March 15, 2005

What Scalia Might Have Meant

by PG

Linking a Washington Post profile of Justice Scalia*, IrishLaw says, "I must note that he chastises conservatives on use of the phrase 'judicial activism': it's 'overused.' As for yesterday, I guess I'm guilty :) But I don't think I do it all the time! And besides, 'overused' doesn't mean it's not true :)."

"Overused" might mean that a word is used so often as to lose its meaning, or perhaps that it doesn't have enough significant meaning to begin with. After all, what does "judicial activism" mean? In its broadest sense, it could mean any time the judiciary exercises power to quash the legislature and executive, so Scalia's votes with the majority in Dale v. BSA (squelching New Jersey's anti-discrimination law's application to organizations claiming a First Amendment right to exclude homosexuals) or Solid Waste Agency v. Army Corps of Engineers (denying an arm of the executive jurisdiction over bodies of water insufficiently involved in interstate commerce) -- just to take the two cases I studied in undergrad con law -- were forms of judicial activism.

Of course, fans of Scalia's jurisprudence could argue that "judicial activism" is any departure from the plain meaning of the Constitution, so that when Scalia overturns the Violence Against Women Act or Gun-Free School Zones Act, he is not being an activist, merely an adherent to a narrow definiton of interstate commerce. But then "judicial activist" just collapses into meaning "anyone who interprets the Constitution differently than I do."

* If the televised debate with Breyer really was a PR move, I wish it had been advertised with "Come see the softer side of Scalia."

March 15, 2005 02:34 AM | TrackBack
Comments

Let me see if I understand: the word "overused" is often overused. Sort of like "unbelievable" in sports?
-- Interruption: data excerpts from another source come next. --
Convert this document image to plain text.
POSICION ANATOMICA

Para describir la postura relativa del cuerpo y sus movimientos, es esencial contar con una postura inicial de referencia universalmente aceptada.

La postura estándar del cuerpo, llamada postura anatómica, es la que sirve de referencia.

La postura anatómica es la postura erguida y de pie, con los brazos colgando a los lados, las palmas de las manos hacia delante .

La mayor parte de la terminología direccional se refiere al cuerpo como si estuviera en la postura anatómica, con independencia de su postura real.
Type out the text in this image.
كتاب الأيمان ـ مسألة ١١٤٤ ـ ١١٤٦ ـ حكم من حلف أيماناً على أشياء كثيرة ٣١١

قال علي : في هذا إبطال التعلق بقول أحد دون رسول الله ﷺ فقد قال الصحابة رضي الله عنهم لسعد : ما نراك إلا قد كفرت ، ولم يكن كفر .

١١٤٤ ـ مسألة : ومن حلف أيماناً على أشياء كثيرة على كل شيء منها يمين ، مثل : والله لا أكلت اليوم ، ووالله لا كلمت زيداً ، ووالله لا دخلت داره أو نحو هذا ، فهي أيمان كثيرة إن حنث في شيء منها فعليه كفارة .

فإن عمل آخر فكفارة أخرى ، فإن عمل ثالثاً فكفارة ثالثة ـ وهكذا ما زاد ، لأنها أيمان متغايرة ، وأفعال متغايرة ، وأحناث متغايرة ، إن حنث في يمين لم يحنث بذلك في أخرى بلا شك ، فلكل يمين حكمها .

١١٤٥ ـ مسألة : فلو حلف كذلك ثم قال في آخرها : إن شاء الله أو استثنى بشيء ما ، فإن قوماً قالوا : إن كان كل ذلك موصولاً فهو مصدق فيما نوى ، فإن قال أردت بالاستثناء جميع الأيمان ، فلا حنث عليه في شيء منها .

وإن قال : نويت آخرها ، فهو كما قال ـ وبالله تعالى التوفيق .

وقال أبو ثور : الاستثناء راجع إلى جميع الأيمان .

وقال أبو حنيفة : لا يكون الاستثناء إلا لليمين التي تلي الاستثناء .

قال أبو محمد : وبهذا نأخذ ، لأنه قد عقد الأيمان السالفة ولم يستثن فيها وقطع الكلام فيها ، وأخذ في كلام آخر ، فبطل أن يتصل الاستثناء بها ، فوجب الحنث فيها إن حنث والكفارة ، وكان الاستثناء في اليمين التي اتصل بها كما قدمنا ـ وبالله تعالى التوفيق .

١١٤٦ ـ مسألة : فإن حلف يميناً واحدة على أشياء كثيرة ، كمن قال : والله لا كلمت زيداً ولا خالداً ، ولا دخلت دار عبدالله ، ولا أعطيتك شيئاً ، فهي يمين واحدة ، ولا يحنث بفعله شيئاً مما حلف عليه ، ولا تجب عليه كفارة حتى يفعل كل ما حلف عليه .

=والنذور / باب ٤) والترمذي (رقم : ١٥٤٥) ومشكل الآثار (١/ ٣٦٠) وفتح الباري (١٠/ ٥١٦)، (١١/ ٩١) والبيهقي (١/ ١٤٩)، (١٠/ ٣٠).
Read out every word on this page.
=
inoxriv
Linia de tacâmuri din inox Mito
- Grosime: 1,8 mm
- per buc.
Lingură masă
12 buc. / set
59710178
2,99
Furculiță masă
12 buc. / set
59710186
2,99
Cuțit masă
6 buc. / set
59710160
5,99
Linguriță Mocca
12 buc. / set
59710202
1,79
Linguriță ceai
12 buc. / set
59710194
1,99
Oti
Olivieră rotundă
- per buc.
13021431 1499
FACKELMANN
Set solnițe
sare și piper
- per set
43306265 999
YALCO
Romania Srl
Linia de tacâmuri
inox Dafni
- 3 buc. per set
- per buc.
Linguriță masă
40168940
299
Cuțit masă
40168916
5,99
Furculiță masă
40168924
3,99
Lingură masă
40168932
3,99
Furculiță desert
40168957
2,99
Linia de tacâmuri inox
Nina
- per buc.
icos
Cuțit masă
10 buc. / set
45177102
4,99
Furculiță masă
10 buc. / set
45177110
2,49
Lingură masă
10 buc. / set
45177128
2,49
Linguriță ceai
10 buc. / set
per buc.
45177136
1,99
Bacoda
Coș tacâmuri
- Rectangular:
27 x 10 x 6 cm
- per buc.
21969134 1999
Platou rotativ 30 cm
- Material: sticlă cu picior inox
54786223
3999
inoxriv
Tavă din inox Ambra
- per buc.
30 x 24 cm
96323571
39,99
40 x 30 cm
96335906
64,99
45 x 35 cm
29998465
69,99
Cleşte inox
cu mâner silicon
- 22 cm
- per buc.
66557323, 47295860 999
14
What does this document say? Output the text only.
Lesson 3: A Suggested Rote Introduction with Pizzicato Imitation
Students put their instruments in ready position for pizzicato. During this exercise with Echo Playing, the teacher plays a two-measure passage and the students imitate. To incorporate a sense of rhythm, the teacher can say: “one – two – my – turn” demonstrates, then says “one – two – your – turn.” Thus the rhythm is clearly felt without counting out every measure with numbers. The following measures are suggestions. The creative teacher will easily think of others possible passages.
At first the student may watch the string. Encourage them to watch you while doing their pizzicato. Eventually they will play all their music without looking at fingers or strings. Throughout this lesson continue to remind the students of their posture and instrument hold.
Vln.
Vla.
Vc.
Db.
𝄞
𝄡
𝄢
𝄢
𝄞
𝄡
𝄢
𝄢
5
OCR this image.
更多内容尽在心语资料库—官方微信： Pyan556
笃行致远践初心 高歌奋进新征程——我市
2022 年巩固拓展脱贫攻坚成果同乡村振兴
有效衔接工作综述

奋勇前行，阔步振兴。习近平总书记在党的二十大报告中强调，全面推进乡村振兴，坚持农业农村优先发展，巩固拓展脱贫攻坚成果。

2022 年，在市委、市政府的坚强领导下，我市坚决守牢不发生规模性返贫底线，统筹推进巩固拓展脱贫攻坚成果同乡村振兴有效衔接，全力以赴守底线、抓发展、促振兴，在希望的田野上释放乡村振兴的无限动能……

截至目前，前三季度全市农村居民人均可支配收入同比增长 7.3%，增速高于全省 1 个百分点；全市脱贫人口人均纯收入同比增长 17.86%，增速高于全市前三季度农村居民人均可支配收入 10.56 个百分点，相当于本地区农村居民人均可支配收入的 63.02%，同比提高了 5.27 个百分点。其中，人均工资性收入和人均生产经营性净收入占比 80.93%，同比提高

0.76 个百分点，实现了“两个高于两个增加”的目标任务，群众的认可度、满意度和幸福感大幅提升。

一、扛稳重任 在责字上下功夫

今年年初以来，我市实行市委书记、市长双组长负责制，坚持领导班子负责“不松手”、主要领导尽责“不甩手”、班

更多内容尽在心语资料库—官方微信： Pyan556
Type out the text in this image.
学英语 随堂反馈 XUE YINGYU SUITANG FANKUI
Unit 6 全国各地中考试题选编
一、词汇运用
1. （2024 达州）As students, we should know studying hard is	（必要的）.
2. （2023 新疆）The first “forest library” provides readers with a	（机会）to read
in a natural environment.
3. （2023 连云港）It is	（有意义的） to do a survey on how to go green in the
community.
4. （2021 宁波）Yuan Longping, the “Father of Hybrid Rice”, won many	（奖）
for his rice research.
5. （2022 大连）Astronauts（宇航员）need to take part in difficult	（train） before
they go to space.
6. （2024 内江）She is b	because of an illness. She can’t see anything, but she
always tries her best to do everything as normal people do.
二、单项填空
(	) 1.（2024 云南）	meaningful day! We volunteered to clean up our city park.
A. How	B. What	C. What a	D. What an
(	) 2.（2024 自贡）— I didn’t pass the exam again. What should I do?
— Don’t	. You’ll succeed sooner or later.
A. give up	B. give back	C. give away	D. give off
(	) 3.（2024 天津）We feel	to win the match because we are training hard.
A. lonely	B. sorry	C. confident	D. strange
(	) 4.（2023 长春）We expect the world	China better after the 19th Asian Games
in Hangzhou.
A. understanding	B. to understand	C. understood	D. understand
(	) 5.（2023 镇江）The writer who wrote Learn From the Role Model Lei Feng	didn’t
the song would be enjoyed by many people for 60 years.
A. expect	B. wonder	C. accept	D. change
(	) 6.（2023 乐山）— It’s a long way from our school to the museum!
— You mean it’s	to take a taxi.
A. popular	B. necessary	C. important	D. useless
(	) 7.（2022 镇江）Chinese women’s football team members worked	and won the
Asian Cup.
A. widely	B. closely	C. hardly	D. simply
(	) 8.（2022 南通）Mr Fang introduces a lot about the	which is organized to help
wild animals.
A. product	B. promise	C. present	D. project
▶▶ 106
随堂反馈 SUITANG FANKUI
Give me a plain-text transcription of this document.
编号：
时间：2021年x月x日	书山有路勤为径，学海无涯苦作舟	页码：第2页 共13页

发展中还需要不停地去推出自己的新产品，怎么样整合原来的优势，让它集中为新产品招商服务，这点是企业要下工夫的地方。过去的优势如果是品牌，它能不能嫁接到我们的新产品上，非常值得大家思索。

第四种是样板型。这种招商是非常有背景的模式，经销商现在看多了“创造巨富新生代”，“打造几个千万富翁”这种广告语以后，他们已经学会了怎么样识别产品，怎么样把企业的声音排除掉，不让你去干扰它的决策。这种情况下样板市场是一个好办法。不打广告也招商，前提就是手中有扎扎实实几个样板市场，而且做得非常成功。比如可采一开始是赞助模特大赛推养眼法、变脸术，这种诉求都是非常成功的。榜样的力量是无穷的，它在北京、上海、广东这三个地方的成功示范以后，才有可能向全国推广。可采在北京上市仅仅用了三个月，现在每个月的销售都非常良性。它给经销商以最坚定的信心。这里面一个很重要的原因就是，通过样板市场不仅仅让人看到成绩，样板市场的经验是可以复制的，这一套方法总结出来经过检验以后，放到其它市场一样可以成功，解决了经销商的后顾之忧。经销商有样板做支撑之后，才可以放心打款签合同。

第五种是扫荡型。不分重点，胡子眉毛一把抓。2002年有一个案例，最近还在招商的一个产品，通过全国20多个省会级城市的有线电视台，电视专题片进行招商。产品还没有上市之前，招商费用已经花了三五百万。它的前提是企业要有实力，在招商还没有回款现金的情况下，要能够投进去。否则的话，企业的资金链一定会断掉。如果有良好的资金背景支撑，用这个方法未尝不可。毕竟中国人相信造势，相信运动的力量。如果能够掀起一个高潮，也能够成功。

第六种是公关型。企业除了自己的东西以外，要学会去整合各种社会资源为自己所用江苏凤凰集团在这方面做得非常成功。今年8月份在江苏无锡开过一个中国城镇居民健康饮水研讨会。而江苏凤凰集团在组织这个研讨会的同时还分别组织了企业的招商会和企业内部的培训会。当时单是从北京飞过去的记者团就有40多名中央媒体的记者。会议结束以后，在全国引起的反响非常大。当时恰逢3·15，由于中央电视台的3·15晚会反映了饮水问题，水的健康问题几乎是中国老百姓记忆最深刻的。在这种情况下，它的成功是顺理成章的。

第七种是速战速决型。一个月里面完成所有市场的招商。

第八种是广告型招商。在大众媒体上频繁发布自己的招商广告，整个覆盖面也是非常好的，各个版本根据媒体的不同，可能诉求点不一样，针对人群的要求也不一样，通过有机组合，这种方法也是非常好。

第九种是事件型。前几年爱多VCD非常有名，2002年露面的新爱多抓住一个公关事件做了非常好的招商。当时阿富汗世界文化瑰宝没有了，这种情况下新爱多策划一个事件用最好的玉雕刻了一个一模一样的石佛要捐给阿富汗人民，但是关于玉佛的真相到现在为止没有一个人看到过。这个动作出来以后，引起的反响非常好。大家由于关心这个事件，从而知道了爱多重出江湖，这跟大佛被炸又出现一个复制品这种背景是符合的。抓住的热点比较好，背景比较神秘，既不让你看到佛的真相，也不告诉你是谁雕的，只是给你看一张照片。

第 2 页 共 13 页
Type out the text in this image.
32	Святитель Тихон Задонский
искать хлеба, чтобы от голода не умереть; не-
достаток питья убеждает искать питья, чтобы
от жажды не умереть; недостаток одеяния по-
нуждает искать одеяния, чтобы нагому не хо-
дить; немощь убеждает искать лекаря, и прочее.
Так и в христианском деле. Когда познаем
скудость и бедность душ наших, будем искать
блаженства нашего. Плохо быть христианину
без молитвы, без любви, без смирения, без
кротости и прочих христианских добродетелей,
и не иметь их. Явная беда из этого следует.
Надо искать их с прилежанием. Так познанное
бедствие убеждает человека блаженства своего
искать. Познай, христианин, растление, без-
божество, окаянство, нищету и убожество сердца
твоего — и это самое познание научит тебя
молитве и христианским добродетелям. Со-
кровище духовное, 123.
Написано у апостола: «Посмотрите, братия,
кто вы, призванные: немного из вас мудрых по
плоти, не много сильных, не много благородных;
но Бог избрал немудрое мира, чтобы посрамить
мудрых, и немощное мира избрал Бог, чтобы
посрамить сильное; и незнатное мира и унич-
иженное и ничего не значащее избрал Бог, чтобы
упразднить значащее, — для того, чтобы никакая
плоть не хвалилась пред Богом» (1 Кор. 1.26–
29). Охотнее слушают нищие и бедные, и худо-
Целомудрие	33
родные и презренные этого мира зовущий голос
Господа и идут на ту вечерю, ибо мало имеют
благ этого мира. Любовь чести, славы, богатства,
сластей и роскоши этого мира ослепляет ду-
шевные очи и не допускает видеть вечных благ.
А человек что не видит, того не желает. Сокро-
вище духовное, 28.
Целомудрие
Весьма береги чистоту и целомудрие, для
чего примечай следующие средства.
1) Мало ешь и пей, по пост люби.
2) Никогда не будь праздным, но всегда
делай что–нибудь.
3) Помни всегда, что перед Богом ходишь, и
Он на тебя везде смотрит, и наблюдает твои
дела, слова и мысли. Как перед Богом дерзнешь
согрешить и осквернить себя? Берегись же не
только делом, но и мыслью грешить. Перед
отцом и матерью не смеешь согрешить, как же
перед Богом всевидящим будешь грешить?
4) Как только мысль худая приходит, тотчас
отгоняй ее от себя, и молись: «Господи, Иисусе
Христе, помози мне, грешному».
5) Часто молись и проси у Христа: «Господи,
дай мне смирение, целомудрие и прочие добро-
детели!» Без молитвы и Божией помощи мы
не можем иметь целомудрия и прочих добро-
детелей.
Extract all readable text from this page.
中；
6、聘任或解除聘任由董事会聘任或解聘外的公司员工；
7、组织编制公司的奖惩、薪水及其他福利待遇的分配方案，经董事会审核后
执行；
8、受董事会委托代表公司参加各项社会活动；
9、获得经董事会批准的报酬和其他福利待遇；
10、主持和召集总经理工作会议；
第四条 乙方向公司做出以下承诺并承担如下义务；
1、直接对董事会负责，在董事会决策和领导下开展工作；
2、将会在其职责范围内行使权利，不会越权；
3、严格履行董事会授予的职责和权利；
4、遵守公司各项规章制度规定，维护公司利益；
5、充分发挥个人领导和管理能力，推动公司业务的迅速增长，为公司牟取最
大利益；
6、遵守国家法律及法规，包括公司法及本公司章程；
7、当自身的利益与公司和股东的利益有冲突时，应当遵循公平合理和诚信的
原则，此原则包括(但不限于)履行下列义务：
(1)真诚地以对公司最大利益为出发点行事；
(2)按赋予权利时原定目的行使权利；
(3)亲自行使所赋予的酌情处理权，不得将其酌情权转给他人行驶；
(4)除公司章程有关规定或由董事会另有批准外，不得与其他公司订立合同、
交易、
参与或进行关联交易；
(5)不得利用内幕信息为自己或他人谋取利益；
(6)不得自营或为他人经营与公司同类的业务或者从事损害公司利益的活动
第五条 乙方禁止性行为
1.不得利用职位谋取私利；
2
Is using the phrase "judical activism" occasionally somewhat like being "a little bit pregnant"? By the way, some of us have long been aware of the "softer side" of Justice Scalia and it has nothing to do with gentleness.

Posted by: Shag from Brookline at March 15, 2005 07:13 AM

"Judicial activism" has a straightforward meaning - it is failing to exercise sufficient judicial restraint, usurping power that properly lies with another branch of government, etc. The problem is not with the meaning of the terms, but that there is a substantive debate about where these lines ought to be drawn. We know what "sufficient restraint" or "usurping power" mean too, but debates about the role of the judiciary can't be solved by appealing to definitions. The problem is not that the words are meaningless, but that most of what passes for argument in the area amounts to little more than trading conclusions and yelling.